Entleersystem Kontaminationsfreies Entleersystem für flexible Gebinde
Beim Umgang mit toxischen Stoffen und Pulvern steht die Sicherheit von Mensch und Umwelt an erster Stelle. Bisher musste dafür auf Platz raubende Isolatoren zurückgegriffen werden. Mit einem neuen System lassen sich nun toxische Stoffe kontaminationsfrei aus flexiblen Gebinden auch auf engem Raum entleeren.
Anbieter zum Thema

Anwender wie auch Ausrüster sehen sich mit immer schärferen Vorschriften im Umgang mit gefährlichen Stoffen konfrontiert. Wer wirtschaftliche Lösungen anbieten will, muss sein Heil in der Innovation suchen. Solche Innovationen haben die Fachmedien PROCESS, PharmaTEC und LaborPraxis auch auf der diesjährigen Achema mit dem Innovation Award ausgezeichnet. In der Kategorie Verpackungs- und Abfülltechnik konnte sich die Firma Andocksysteme G. Untch mit dem FlecoLiner durchsetzen. Ebenfalls auf der Shortlist standen Multivac Sepp Haggenmüller mit einer Tiefziehverpackungsmaschine im Multivac Clean Design sowie Dec mit dem Dosiersystem DosiValve (siehe Kasten).

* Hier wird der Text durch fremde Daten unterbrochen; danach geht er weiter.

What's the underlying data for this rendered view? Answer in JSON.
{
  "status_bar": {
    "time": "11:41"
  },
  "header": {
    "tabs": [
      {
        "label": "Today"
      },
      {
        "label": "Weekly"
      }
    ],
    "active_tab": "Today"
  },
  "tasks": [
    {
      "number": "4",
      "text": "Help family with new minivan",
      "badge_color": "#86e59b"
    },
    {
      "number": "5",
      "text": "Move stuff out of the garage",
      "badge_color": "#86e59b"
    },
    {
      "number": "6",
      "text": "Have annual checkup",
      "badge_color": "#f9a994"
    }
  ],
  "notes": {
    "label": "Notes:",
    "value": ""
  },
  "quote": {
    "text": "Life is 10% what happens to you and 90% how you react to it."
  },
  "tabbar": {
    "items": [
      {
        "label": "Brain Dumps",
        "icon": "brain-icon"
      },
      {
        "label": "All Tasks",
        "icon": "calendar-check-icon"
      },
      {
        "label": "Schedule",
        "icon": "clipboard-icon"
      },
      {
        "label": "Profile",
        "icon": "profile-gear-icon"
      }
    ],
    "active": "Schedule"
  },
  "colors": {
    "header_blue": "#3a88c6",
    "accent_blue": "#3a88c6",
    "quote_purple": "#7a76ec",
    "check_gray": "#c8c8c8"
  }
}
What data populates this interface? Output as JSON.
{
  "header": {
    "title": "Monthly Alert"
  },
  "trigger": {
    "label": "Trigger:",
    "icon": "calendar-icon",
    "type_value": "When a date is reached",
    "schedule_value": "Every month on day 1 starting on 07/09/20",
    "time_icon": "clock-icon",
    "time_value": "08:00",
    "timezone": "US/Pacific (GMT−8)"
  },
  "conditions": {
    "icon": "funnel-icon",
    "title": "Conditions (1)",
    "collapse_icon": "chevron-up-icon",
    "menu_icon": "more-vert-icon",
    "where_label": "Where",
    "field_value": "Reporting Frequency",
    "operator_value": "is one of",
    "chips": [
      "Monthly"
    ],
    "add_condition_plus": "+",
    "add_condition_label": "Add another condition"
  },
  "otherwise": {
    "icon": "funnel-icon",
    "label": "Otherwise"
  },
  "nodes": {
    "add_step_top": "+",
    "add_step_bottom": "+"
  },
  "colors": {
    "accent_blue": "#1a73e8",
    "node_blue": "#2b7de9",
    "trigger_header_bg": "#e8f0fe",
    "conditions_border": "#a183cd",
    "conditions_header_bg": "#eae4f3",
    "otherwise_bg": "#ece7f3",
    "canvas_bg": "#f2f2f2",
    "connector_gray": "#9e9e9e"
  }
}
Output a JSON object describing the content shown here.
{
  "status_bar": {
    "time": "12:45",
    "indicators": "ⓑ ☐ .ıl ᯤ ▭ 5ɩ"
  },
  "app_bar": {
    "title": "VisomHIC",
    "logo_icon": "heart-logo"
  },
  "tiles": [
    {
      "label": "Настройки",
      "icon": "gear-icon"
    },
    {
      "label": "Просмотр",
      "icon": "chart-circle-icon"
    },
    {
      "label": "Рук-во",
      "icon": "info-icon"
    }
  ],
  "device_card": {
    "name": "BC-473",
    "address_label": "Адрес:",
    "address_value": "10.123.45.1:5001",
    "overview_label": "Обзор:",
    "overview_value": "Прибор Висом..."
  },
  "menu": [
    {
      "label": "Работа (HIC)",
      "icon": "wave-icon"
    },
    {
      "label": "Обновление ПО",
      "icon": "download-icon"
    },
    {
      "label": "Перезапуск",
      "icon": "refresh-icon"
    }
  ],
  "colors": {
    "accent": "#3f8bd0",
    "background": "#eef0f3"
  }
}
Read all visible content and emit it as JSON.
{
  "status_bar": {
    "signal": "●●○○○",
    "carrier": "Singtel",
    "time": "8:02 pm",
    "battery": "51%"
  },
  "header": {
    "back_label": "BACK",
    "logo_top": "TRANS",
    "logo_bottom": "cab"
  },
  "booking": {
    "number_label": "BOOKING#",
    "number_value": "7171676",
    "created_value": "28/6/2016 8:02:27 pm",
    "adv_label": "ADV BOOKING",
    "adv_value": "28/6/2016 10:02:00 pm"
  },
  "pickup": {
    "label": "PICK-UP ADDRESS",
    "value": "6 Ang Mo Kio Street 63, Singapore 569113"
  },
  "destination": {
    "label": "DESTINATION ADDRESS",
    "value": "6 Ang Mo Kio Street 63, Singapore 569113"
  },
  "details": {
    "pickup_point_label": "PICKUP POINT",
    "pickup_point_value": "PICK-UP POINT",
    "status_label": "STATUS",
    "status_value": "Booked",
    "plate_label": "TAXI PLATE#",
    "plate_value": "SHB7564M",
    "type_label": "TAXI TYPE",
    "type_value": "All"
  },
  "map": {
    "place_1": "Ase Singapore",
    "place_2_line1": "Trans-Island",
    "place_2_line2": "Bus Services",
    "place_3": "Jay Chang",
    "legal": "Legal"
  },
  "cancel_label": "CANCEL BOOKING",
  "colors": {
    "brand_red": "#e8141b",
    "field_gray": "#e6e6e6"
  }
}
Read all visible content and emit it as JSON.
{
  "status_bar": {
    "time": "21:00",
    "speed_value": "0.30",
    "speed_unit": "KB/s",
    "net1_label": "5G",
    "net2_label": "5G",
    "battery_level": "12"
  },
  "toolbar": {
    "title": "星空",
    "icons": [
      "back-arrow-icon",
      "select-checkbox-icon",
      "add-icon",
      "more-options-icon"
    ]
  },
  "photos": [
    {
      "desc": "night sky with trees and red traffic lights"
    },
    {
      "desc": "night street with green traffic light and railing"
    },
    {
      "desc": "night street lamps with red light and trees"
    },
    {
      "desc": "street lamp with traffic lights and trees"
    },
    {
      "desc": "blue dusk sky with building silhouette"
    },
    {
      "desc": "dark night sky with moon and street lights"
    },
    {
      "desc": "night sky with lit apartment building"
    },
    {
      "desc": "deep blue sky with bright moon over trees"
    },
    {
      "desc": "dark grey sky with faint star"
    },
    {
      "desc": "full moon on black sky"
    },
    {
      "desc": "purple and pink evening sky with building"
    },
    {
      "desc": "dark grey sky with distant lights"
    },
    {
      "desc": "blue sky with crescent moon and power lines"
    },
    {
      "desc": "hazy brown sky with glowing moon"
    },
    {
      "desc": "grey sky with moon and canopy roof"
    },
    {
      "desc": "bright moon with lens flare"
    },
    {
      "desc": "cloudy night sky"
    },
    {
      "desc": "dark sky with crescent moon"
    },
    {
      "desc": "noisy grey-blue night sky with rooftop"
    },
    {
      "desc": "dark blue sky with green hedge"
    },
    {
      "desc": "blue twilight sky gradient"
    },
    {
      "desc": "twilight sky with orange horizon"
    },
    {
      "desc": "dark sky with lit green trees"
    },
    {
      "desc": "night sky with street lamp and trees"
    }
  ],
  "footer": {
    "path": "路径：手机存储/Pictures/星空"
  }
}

Kontaminationsfreies Entleeren
Für die Chemie- und Pharmaindustrie ein bisher unzureichend gelöstes Problem: Das kontaminationsfreie Entleeren von toxischen Roh- und Wirkstoffen, welche oft in unterschiedlichen, verschweißten oder verklebten Folien- bzw. Papier-Originärgebinden von externen Zulieferern bezogen werden. In der Regel setzen Produzenten Isolatoren ein, in die diese Gebinde eingeschleust, aufgeschnitten und in andere Gebinde oder direkt in Prozesseinheiten entleert werden. Nachteil: Isolatoren sind aufgrund ihrer Komplexität mit hohen Investitionskosten und auch mit erheblichem Platzbedarf verbunden. Sollen toxische Pulver direkt Prozesseinheiten, etwa Reaktoren, zugeführt werden, ist aufgrund des beschränkten Platzes selbst der Einsatz eines Isolators nahezu unmöglich. Auch die Reinigung derartiger Isolatoren wird immer schwieriger, da die Forderungen an die Sauberkeit pharmazeutischer Anlagen mehr und mehr steigen.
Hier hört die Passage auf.